Astronomy lovers have a special treat in store for Halloween. A rare blue moon will be on view across all time zones for the first time since 1944. But, if you're getting your hopes up for seeing the moon actually tinged blue, you'll have to wait for another moment—a blue moon has nothing to do with the color.
There are two types of blue moons. The first refers to the second full moon in a calendar month. The other type is a seasonal blue moon, which is the third of four full moons across a season. Sometimes a blue moon can be both monthly and seasonal, but it's very rare. In fact, it won't happen until 2048.
The blue moon the world will be watching on October 31 is the monthly variety. This second full moon in October comes after the first full moon on October 1. While the last monthly blue moon happened on March 31, 2018, this year's version is even rarer, which is owed to the scope of its visibility. The Halloween blue moon will be on full display no matter where you live on Earth—something that won't happen again for another 19 years!
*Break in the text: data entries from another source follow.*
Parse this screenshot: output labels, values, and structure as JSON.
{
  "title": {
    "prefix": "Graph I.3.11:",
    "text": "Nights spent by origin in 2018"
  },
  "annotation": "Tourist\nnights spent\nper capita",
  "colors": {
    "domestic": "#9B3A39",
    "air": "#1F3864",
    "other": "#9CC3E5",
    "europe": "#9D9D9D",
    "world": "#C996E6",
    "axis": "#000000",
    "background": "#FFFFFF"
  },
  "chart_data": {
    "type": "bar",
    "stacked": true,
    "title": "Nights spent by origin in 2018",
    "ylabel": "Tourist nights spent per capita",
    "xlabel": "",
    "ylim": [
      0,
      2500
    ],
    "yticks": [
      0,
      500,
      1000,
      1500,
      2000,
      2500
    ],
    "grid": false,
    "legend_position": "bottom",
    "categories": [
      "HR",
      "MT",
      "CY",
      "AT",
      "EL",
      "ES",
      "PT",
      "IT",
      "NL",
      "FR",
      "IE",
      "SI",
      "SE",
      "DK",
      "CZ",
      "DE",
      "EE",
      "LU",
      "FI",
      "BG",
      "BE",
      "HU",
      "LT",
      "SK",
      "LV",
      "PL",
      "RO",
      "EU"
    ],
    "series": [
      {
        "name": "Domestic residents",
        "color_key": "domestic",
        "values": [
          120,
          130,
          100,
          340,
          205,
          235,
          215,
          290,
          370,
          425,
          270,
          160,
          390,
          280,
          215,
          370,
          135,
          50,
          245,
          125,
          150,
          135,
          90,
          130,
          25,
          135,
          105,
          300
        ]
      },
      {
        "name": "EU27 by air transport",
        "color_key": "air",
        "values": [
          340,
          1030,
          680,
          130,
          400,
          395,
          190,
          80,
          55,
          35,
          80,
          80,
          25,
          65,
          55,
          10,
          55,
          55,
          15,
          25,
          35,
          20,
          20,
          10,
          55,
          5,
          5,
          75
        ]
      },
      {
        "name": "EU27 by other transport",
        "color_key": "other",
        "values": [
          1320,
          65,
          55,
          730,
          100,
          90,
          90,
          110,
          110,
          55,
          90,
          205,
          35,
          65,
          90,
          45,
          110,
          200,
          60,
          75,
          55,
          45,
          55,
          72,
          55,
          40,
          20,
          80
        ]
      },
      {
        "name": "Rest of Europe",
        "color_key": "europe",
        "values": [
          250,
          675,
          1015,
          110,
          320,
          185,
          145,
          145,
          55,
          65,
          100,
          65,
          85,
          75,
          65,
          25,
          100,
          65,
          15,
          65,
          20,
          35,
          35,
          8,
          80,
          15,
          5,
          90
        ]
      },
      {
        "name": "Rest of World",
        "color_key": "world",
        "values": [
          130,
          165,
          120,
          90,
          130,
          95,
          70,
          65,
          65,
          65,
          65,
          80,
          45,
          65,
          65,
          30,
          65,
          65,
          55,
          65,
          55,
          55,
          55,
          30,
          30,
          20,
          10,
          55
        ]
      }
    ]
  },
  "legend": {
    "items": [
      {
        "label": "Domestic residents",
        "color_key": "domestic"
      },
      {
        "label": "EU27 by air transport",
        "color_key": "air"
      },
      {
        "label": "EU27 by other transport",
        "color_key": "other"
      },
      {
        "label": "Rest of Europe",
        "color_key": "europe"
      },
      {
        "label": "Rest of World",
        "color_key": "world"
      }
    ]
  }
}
Though you may end up seeing photos of blue-hued moons online after the event, don't be fooled. These are doctored images that have been turned blue by filters or Photoshop. Blue moons aren't any different in color than a regular full moon. Moons can sometimes be blue, but for a different reason. Certain changes to atmospheric conditions can release particles into the atmosphere that scatter red light, causing the blue appearance. This might happen after a volcanic eruption or a fire.
But even though the blue moon isn't blue, it doesn't mean that it's not worth looking out for. And as you gaze up at the sky, you can marvel at the fact that anywhere on Earth, people are seeing the same blue moon.